I'd note that Vance and his wife both work outside the home. But I will not infer from this that they "care more" about their jobs than their families. Nor would I fault his wife — and let's cut the shit here, it's always the wife — for deciding not to torch the career she's worked so hard to achieve by leaving the workforce for five or six years to take care of the couple's children. Because I'm not a disingenuous asshole LARPing as Joe Sixpack.
It's a truly amazing position for a guy running to represent a party which has spent two generations trying to gut wage protections that might have ensured that families had a real choice about whether both parents should work. Decent childcare (i.e., not in some unlicensed provider's basement) costs about $1,000/month , and a whole lot more than that in major metropolitan areas. And still there are years-long wait lists to get into it!
Not because parents don't want to stay home with their kids, but because generations of gutting wage protections and the social safety net have made it all but impossible to pay rent and put your kids through college on one income.
"Lot of ideas out there for how to directly help parents instead of giving them only one option. This is a good one," Vance says , linking to Sen. Josh Hawley's proposed $1,000/month tax credit for married parents of children under 13. Single parents can take $500, because it's, umm, cheaper for them to raise kids, we guess?

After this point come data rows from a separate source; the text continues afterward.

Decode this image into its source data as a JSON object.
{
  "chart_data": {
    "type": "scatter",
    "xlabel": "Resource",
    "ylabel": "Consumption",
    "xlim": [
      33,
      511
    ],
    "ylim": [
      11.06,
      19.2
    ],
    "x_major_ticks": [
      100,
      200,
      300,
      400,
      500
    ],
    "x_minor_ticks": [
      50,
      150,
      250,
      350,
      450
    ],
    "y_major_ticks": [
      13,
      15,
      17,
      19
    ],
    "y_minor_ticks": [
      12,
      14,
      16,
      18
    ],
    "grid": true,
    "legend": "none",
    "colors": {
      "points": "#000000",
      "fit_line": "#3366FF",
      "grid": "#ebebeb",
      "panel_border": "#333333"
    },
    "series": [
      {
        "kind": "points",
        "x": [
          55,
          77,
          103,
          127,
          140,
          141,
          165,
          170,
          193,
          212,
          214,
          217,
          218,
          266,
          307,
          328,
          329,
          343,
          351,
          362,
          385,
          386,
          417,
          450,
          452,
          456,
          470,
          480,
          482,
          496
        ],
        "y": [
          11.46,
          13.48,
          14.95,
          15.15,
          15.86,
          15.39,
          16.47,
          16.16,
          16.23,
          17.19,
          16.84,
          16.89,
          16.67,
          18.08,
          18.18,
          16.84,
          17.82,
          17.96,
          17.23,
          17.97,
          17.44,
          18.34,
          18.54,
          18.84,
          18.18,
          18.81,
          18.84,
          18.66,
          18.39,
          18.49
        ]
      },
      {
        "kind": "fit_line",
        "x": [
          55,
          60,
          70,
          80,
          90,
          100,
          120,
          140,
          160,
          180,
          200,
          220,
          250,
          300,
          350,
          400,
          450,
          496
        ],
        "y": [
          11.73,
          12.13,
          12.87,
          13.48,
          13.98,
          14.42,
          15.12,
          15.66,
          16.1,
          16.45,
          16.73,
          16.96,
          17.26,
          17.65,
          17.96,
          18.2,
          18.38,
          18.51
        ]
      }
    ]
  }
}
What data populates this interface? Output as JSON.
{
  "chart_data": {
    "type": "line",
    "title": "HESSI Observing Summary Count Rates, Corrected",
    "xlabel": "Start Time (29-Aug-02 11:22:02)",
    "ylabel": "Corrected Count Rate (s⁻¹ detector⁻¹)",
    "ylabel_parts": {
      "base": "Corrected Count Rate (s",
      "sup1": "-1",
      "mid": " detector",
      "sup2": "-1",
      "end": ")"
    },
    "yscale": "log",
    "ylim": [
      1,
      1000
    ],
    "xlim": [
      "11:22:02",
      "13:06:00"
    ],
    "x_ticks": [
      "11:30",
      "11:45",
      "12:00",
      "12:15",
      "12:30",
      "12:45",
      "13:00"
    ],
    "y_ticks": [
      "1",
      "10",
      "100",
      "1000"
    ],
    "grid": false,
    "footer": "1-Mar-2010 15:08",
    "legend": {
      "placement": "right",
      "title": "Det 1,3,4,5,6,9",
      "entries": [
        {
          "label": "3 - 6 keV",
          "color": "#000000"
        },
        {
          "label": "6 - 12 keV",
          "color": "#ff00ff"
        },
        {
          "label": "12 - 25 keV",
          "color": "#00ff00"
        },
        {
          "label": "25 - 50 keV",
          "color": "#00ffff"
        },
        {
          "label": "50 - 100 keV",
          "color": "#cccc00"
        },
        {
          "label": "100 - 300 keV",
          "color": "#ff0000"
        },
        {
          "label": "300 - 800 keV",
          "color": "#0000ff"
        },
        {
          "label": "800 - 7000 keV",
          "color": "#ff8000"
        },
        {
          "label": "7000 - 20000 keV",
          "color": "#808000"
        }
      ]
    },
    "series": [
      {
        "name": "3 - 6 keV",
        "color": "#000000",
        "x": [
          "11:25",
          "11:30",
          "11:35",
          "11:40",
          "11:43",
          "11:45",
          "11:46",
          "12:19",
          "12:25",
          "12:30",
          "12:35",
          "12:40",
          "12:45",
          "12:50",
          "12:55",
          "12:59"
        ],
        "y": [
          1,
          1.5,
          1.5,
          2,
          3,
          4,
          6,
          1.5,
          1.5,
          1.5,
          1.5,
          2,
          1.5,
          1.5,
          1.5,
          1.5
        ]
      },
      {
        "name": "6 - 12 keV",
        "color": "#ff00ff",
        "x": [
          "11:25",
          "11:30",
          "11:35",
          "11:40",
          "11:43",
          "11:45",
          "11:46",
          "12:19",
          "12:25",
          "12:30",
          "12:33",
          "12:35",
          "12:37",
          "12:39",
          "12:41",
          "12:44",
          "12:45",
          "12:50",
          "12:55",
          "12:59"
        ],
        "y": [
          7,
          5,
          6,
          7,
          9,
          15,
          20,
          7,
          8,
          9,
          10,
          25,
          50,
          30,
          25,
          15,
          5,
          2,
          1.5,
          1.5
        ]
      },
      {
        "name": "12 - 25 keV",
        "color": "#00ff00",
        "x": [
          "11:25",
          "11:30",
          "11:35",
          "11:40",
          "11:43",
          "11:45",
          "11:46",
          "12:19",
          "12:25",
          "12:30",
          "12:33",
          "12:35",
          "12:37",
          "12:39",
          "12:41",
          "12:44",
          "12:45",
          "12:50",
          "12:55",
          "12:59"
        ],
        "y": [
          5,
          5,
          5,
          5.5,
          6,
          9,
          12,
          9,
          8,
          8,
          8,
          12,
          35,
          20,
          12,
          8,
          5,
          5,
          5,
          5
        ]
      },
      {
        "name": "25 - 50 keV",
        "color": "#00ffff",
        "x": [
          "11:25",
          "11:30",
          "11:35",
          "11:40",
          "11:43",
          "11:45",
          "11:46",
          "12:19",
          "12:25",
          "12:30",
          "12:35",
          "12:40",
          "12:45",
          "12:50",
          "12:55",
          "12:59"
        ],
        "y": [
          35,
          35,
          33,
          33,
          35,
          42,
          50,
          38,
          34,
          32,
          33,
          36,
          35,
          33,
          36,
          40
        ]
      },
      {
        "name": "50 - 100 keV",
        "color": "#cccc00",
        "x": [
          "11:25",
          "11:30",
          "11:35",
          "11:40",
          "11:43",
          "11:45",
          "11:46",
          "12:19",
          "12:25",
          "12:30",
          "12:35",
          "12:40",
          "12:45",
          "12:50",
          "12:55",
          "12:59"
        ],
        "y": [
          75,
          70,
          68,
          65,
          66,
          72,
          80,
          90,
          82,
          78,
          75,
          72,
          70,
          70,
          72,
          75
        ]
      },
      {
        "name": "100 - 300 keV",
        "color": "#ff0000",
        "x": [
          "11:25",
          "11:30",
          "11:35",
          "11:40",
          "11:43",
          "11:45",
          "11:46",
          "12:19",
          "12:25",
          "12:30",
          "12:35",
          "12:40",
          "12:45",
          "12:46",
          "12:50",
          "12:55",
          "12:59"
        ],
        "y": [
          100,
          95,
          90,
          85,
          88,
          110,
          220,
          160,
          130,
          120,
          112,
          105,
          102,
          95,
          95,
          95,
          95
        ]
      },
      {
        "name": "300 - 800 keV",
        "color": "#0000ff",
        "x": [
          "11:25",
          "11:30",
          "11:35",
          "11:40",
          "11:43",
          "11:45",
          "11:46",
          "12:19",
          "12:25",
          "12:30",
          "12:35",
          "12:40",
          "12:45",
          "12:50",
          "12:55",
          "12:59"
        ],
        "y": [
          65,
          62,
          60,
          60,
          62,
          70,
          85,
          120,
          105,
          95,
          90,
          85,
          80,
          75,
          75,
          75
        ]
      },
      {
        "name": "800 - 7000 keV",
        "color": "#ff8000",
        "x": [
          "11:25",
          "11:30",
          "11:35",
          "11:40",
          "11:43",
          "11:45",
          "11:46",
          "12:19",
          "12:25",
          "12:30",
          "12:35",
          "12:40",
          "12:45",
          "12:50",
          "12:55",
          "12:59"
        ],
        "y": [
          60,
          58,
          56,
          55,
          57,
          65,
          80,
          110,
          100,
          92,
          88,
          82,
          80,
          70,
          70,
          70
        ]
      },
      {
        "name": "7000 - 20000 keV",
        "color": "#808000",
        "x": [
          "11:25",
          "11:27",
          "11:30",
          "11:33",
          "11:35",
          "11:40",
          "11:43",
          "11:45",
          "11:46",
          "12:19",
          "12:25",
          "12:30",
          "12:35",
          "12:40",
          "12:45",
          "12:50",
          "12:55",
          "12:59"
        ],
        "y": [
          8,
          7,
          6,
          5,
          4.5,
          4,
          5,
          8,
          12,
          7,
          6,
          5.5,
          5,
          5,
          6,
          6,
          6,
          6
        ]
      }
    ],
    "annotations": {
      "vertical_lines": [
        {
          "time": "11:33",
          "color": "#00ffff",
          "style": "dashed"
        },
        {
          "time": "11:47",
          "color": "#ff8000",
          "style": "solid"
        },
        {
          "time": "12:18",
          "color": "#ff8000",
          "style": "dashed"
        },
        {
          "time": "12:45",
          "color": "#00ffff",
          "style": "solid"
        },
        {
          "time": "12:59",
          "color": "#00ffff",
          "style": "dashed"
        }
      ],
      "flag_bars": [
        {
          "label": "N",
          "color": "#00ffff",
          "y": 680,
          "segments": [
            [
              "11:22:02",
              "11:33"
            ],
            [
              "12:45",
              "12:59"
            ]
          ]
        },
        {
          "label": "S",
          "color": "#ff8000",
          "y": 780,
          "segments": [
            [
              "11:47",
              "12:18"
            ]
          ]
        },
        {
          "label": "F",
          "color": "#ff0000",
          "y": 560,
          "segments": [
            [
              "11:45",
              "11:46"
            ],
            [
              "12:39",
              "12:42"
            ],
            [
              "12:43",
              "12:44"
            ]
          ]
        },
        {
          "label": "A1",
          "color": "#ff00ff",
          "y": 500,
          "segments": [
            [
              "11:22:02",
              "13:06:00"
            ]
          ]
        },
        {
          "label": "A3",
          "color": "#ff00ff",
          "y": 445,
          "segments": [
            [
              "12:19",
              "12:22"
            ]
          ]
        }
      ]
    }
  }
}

And you know what? We're all in favor of a bolsa famiíia -style child allowance. Albeit not one with Hawley's "fuck you" to single moms and requirement that claimants earn $7,540 (i.e. 20 hours a week at minimum wage) to get it, and certainly not as a substitute for universal childcare. Because unlike this nonsensical dialectic Vance and Hawley would like to conjure up, the existence of pre-school does not take anything away from stay-at-home parents. When I was home with my babies, I didn't resent "Head Start" programs for helping other people's kids. Because, again, I'm not an asshole.
Perhaps realizing he'd gone too far, Vance retreated into cute tweets about his kids. "My toddler is obsessed with mallards. Which means I'm obsessed with mallards," he gushed.
That's nice. But if he were really a good father, he'd be home all day cutting the crusts off of peanut butter sandwiches and drawing pictures of mallards in between rousing choruses of the alphabet song, right?
Haha, just kidding. JD Vance is a man — no one on earth expects him to do something silly like that.